A Periscope video of the press conference is below:

Denise Grimsley calls for opposition to constitutional amendment

The chair of the Senate’s Agriculture Committee, who’s also a candidate for state Agriculture Commissioner, is slamming a proposed constitutional amendment.

Denise Grimsley, a Lake Placid Republican, wrote a letter Thursday to Bill Schifino, head of the Constitution Revision Commission‘s Judicial Committee.

The panel is considering a proposed amendment that has caused angst among business interests because it expands the right to bring environmental-related lawsuits. The measure (P23) will be considered by Schifino’s committee Friday. 

It “would unleash a no-holds-barred wave of interventionism and frivolous lawsuits that I know my own farming operation would be unable to fend off,” Grimsley wrote. “It stands to undermine environmental gains and rolls out a red carpet to the court system for anyone with an ax to grind, regardless of legal standing or science.

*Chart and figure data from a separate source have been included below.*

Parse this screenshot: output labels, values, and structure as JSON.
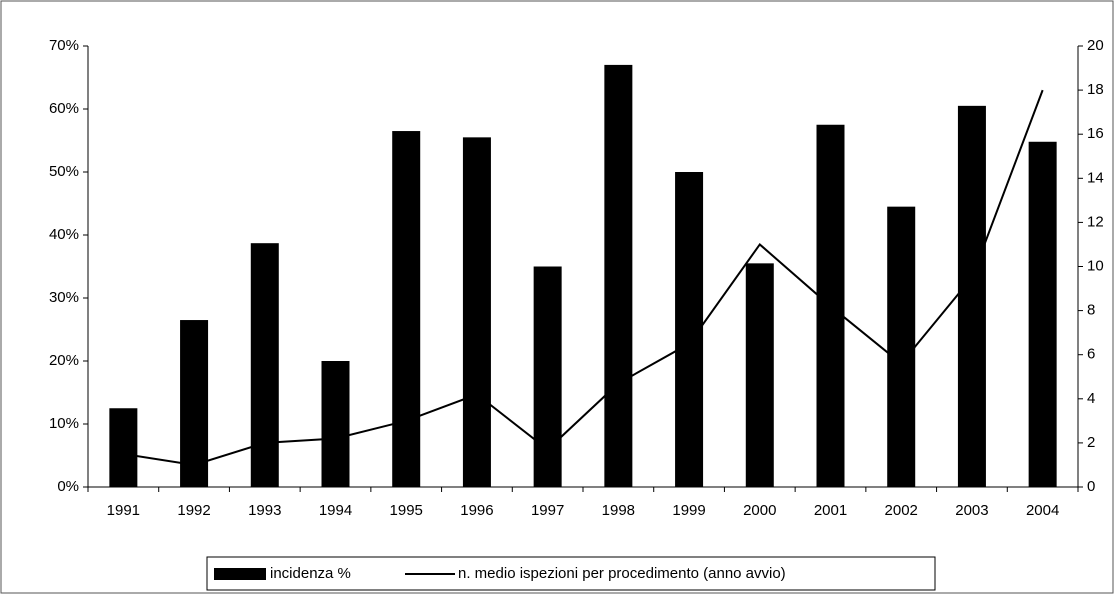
{
  "chart_data": {
    "type": "bar-line",
    "categories": [
      "1991",
      "1992",
      "1993",
      "1994",
      "1995",
      "1996",
      "1997",
      "1998",
      "1999",
      "2000",
      "2001",
      "2002",
      "2003",
      "2004"
    ],
    "series": [
      {
        "name": "incidenza %",
        "type": "bar",
        "color": "#000000",
        "values": [
          12.5,
          26.5,
          38.7,
          20,
          56.5,
          55.5,
          35,
          67,
          50,
          35.5,
          57.5,
          44.5,
          60.5,
          54.8
        ]
      },
      {
        "name": "n. medio ispezioni per procedimento (anno avvio)",
        "type": "line",
        "axis": "y2",
        "color": "#000000",
        "values": [
          1.5,
          1.0,
          2.0,
          2.2,
          3.0,
          4.2,
          1.7,
          4.7,
          6.5,
          11,
          8.2,
          5.6,
          9.5,
          18
        ]
      }
    ],
    "ylim": [
      0,
      70
    ],
    "yticks": [
      {
        "value": 0,
        "label": "0%"
      },
      {
        "value": 10,
        "label": "10%"
      },
      {
        "value": 20,
        "label": "20%"
      },
      {
        "value": 30,
        "label": "30%"
      },
      {
        "value": 40,
        "label": "40%"
      },
      {
        "value": 50,
        "label": "50%"
      },
      {
        "value": 60,
        "label": "60%"
      },
      {
        "value": 70,
        "label": "70%"
      }
    ],
    "y2lim": [
      0,
      20
    ],
    "y2ticks": [
      0,
      2,
      4,
      6,
      8,
      10,
      12,
      14,
      16,
      18,
      20
    ],
    "grid": false,
    "legend": "bottom"
  }
}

“Imagine the unintended consequences of freezing permitting processes and clogging the courts with challenges that could paralyze the ability of farms – and all small businesses for that matter – from operating with any shred of predictability,” she added.

“… I urge you and your fellow committee members to oppose Proposal 23 and support the hard work of those who raise the crops, feed our families and manage the resource with integrity.”

It’s also opposed by the Florida Chamber of Commerce and Associated Industries of Florida.